Und zum Thema Europhorie (ich hatte ja gehofft, über dieses Wortspiel sind wir längst hinweg): Die wird schon kommen, keine Sorge. Der Winter ist gerade erst vorbei, Richtung Turnier hin sind dann alle österreichischen Fußballfans aufgetaut, da bin ich mir sicher.

Peter Altmann:

Hahaha, ja, der Begriff "Europhorie" ist tatsächlich klassisch 2008. Er ist ebenso in die Jahre gekommen wie in diesem Zusammenhang fragwürdig platziert.

Warum? Das potenzielle Stadion-Publikum soll nämlich nicht in den Prater pilgern, weil eine EURO ansteht, ein prominenter Gegner wartet (wie im November Deutschland) oder die Sonne scheint, sondern weil Österreich spielt.

Weil Österreich spielt. Weil Österreich spielt. Weil Österreich spielt.

Das ÖFB-Team würde sich längst ein größeres Stammpublikum verdienen – in aktuell guten Zeiten, aber auch in schwierigeren Phasen.

So lange dies nicht der Fall ist, machen die ÖFB-Verantwortlichen halt, was gute Kaufleute machen: Sie bemühen sich aus wirtschaftlichen Gründen um Test-Gegner, von denen sie wissen, dass viele Fans in Österreich und speziell in Wien leben.

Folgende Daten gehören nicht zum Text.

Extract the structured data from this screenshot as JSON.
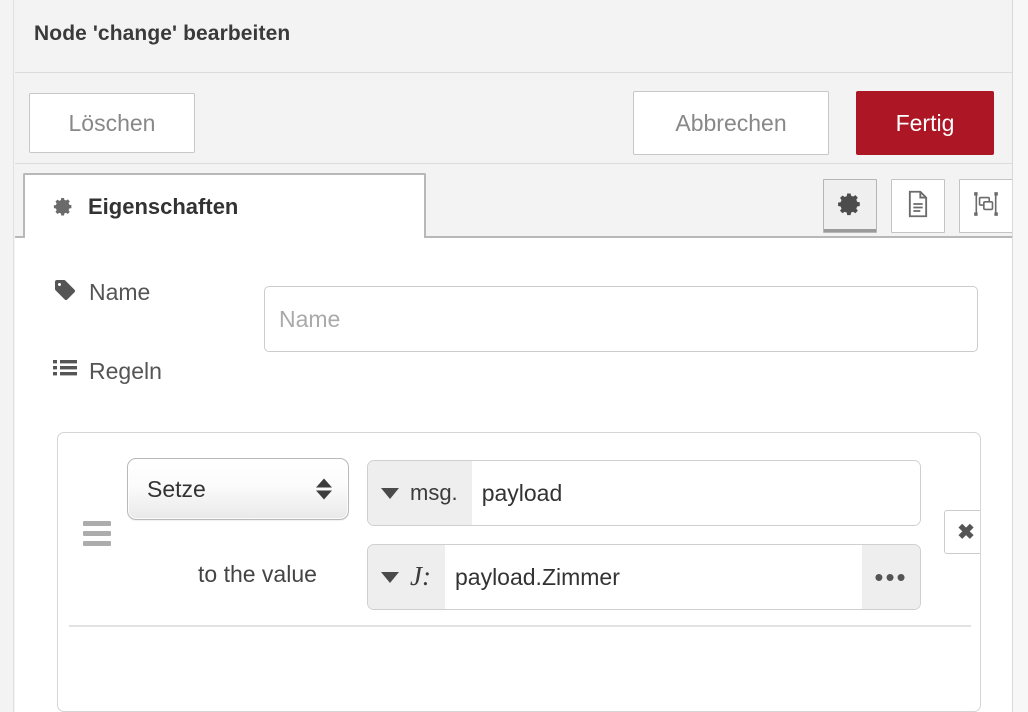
{
  "dialog": {
    "title": "Node 'change' bearbeiten"
  },
  "actions": {
    "delete_label": "Löschen",
    "cancel_label": "Abbrechen",
    "done_label": "Fertig",
    "done_color": "#ad1625"
  },
  "tabs": [
    {
      "label": "Eigenschaften",
      "icon": "gear-icon",
      "active": true
    }
  ],
  "view_buttons": [
    {
      "name": "properties",
      "icon": "gear-icon",
      "active": true
    },
    {
      "name": "description",
      "icon": "document-icon",
      "active": false
    },
    {
      "name": "appearance",
      "icon": "appearance-icon",
      "active": false
    }
  ],
  "form": {
    "name_label": "Name",
    "name_icon": "tag-icon",
    "name_value": "",
    "name_placeholder": "Name",
    "rules_label": "Regeln",
    "rules_icon": "list-icon"
  },
  "rules": [
    {
      "drag_handle": "drag-handle-icon",
      "action": "Setze",
      "target": {
        "type": "msg.",
        "value": "payload"
      },
      "to_label": "to the value",
      "source": {
        "type": "J:",
        "type_name": "jsonata",
        "value": "payload.Zimmer",
        "expand_label": "•••"
      },
      "remove_label": "✖"
    }
  ]
}
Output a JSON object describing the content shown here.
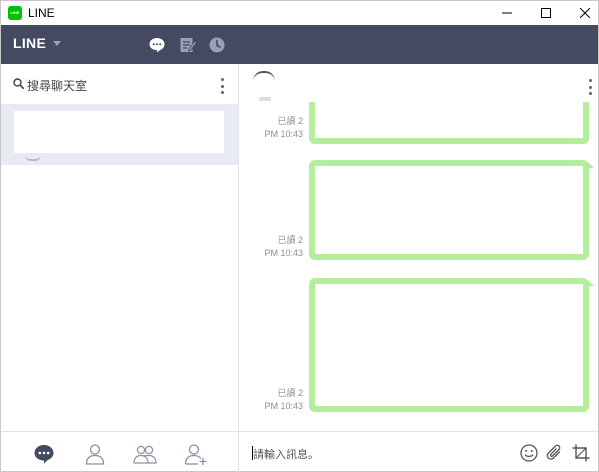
{
  "window": {
    "title": "LINE",
    "logo_text": "LINE"
  },
  "topbar": {
    "brand_label": "LINE",
    "icons": [
      "chat-bubble-icon",
      "note-icon",
      "clock-icon"
    ]
  },
  "sidebar": {
    "search_placeholder": "搜尋聊天室",
    "footer_icons": [
      "chats-tab-icon",
      "friend-icon",
      "group-icon",
      "add-friend-icon"
    ]
  },
  "chat": {
    "messages": [
      {
        "read_label": "已讀 2",
        "time": "PM 10:43"
      },
      {
        "read_label": "已讀 2",
        "time": "PM 10:43"
      },
      {
        "read_label": "已讀 2",
        "time": "PM 10:43"
      }
    ],
    "input_placeholder": "請輸入訊息。",
    "input_icons": [
      "emoji-icon",
      "attach-icon",
      "crop-icon"
    ]
  },
  "colors": {
    "topbar_bg": "#434a61",
    "bubble_border": "#b4ee9c",
    "selected_chat_bg": "#e9ebf3",
    "line_green": "#00c300"
  }
}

So wie jetzt gegen die Türkei oder im Juni gegen Serbien.

Das ist Kalkül und völlig legitim.

Eines kann man nicht oft genug klarstellen: Gott sei Dank leben wir in einem Land, in dem man darüber jammern "darf".

Aber folgender Vorschlag: Sofern logistisch und finanziell möglich, anstatt zu jammern, einfach überlegen, zum regelmäßigen Länderspiel-Besucher zu werden. Weil Österreich spielt.

Foto: © getty

4.) Valentino Lazaro muss ins Team! Der Italien-Legionär sollte aufhören, ein "Ivanschitz-Dasein" bei Ralf Rangnick fristen zu müssen

Peter Altmann:

Teil 1 der Antwort: Nicht jede originelle Formulierung kann man so stehen lassen. Viel weiter weg als Lazaro kann man von einem "Ivanschitz-Dasein" kaum sein.

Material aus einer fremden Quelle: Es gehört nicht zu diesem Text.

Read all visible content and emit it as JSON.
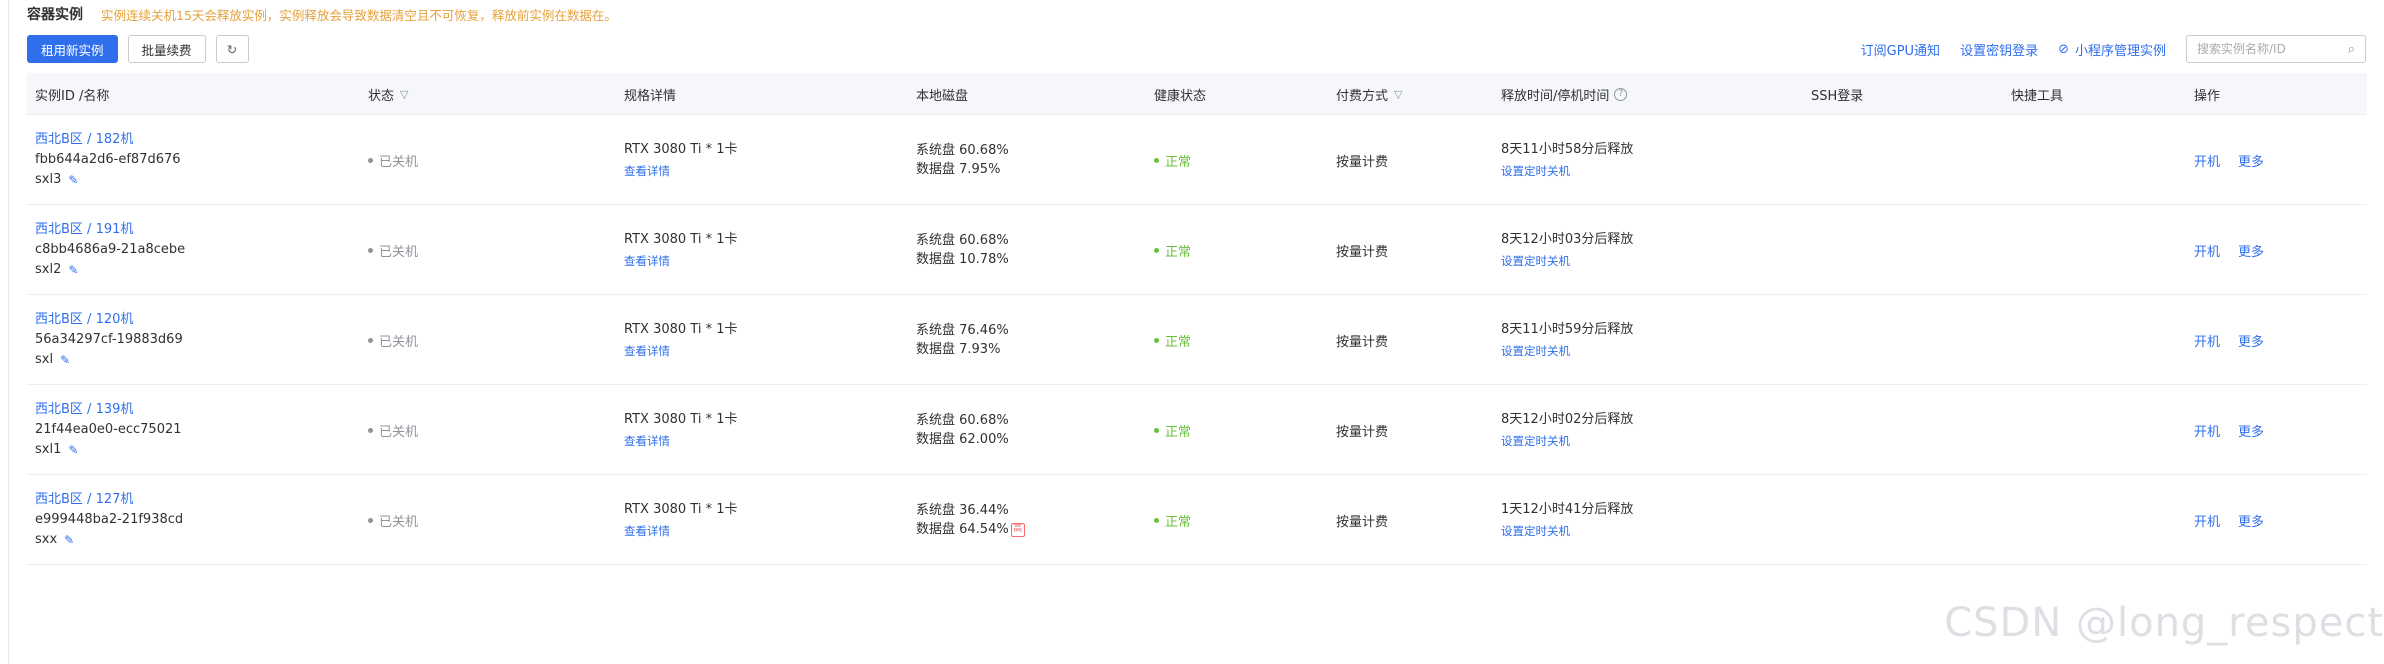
{
  "header": {
    "title": "容器实例",
    "warning": "实例连续关机15天会释放实例，实例释放会导致数据清空且不可恢复，释放前实例在数据在。"
  },
  "toolbar": {
    "rent_label": "租用新实例",
    "batch_renew_label": "批量续费",
    "refresh_icon": "refresh-icon",
    "subscribe_gpu_label": "订阅GPU通知",
    "ssh_key_label": "设置密钥登录",
    "miniapp_label": "小程序管理实例",
    "search_placeholder": "搜索实例名称/ID"
  },
  "columns": {
    "id_name": "实例ID /名称",
    "status": "状态",
    "spec": "规格详情",
    "disk": "本地磁盘",
    "health": "健康状态",
    "billing": "付费方式",
    "release": "释放时间/停机时间",
    "ssh": "SSH登录",
    "tools": "快捷工具",
    "actions": "操作"
  },
  "rows": [
    {
      "region": "西北B区 / 182机",
      "id": "fbb644a2d6-ef87d676",
      "name": "sxl3",
      "status": "已关机",
      "spec": "RTX 3080 Ti * 1卡",
      "spec_link": "查看详情",
      "sys_disk": "系统盘 60.68%",
      "data_disk": "数据盘 7.95%",
      "data_disk_warn": "",
      "health": "正常",
      "billing": "按量计费",
      "release": "8天11小时58分后释放",
      "release_link": "设置定时关机",
      "op_start": "开机",
      "op_more": "更多"
    },
    {
      "region": "西北B区 / 191机",
      "id": "c8bb4686a9-21a8cebe",
      "name": "sxl2",
      "status": "已关机",
      "spec": "RTX 3080 Ti * 1卡",
      "spec_link": "查看详情",
      "sys_disk": "系统盘 60.68%",
      "data_disk": "数据盘 10.78%",
      "data_disk_warn": "",
      "health": "正常",
      "billing": "按量计费",
      "release": "8天12小时03分后释放",
      "release_link": "设置定时关机",
      "op_start": "开机",
      "op_more": "更多"
    },
    {
      "region": "西北B区 / 120机",
      "id": "56a34297cf-19883d69",
      "name": "sxl",
      "status": "已关机",
      "spec": "RTX 3080 Ti * 1卡",
      "spec_link": "查看详情",
      "sys_disk": "系统盘 76.46%",
      "data_disk": "数据盘 7.93%",
      "data_disk_warn": "",
      "health": "正常",
      "billing": "按量计费",
      "release": "8天11小时59分后释放",
      "release_link": "设置定时关机",
      "op_start": "开机",
      "op_more": "更多"
    },
    {
      "region": "西北B区 / 139机",
      "id": "21f44ea0e0-ecc75021",
      "name": "sxl1",
      "status": "已关机",
      "spec": "RTX 3080 Ti * 1卡",
      "spec_link": "查看详情",
      "sys_disk": "系统盘 60.68%",
      "data_disk": "数据盘 62.00%",
      "data_disk_warn": "",
      "health": "正常",
      "billing": "按量计费",
      "release": "8天12小时02分后释放",
      "release_link": "设置定时关机",
      "op_start": "开机",
      "op_more": "更多"
    },
    {
      "region": "西北B区 / 127机",
      "id": "e999448ba2-21f938cd",
      "name": "sxx",
      "status": "已关机",
      "spec": "RTX 3080 Ti * 1卡",
      "spec_link": "查看详情",
      "sys_disk": "系统盘 36.44%",
      "data_disk": "数据盘 64.54%",
      "data_disk_warn": "高",
      "health": "正常",
      "billing": "按量计费",
      "release": "1天12小时41分后释放",
      "release_link": "设置定时关机",
      "op_start": "开机",
      "op_more": "更多"
    }
  ],
  "watermark": "CSDN @long_respect",
  "colors": {
    "primary": "#2f6fec",
    "warning": "#e6a23c",
    "healthy": "#67c23a",
    "muted": "#909399"
  }
}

Ivanschitz wurde damals als amtierender Kapitän von Teamchef Constantini rasiert und auch nicht einberufen, als er in Mainz in der deutschen Bundesliga glänzte.

Lazaro indes war im Prinzip letztmals 2019 ÖFB-Stammspieler, kam danach – auch verletzungsbedingt – schon unter Rangnick-Vorgänger Foda kaum zum Zug.

Und vor allem: Ivanschitz war ein Dauer-Thema. Immer und immer und immer wieder wurde nach ihm gefragt. Die große Lazaro-Debatte wäre mir bislang nicht aufgefallen.

Teil 2 der Antwort: Die Frage, ob es diese Debatte intensiver geben sollte, kann man indes definitiv in den Raum werfen.

Dass Rangnick dem Serie-A-Legionär kein Vertrauen schenkt, ist offenkundig. Dieses Gefühl hat Lazaro im Herbst 2022 selbst artikuliert, seither spielt er keine Rolle mehr.

Beim FC Torino hat der 27-Jährige wieder Ruhe in seine zuvor nach dem Wechsel zu Inter mitunter turbulente Karriere gebracht. Er spielt regelmäßig und bringt eine Vielseitigkeit mit, die auf Nationalteam-Ebene nie ein Nachteil ist. Sportlich gibt es also Argumente.

Die Frage, die sich Lazaro stellen sollte: Woran liegt es, dass sein Fehlen in der Öffentlichkeit kaum diskutiert wird?

Harald Prantl:

Die Absurdität des Ivanschitz-Vergleichs muss ich ja zum Glück nicht mehr extra herausarbeiten. Das gibt mir ein wenig Platz, um über Valentino Lazaros Situation in Turin aufzuklären.

Der Steirer hat bei Torino seinen präferierten Platz auf der rechten Außenbahn an Raoul Bellanova verloren. Der 23-Jährige macht das in dieser Saison so gut, dass ihn Italien-Teamchef Luciano Spalletti nun auch erstmals für das A-Team des amtierenden Europameisters nominiert hat.

Weil Trainer Ivan Juric aber große Stücke auf "Tino" hält, hat er ihm den Platz am linken Flügel zugewiesen. Dort tut sich der ÖFB-Legionär aber ein wenig schwerer als rechts und hatte nicht den gewünschten Impact (0 Tore, 2 Assists in 1.722 Minuten).

Zuletzt hat Lazaro sein Stammleiberl verloren, Juric hat Kapitän Ricardo Rodriguez aus der Abwehr auf die linke Außenbahn gezogen, in den vergangenen drei Partien stand Lazaro insgesamt zehn Minuten am Platz, Torino hat gegen starke Gegner nicht verloren.

Warum Rangnick Lazaro davor schon nicht mehr berücksichtigt hat, ist freilich eine andere Frage, die zu beantworten wohl nur der Teamchef selbst imstande ist.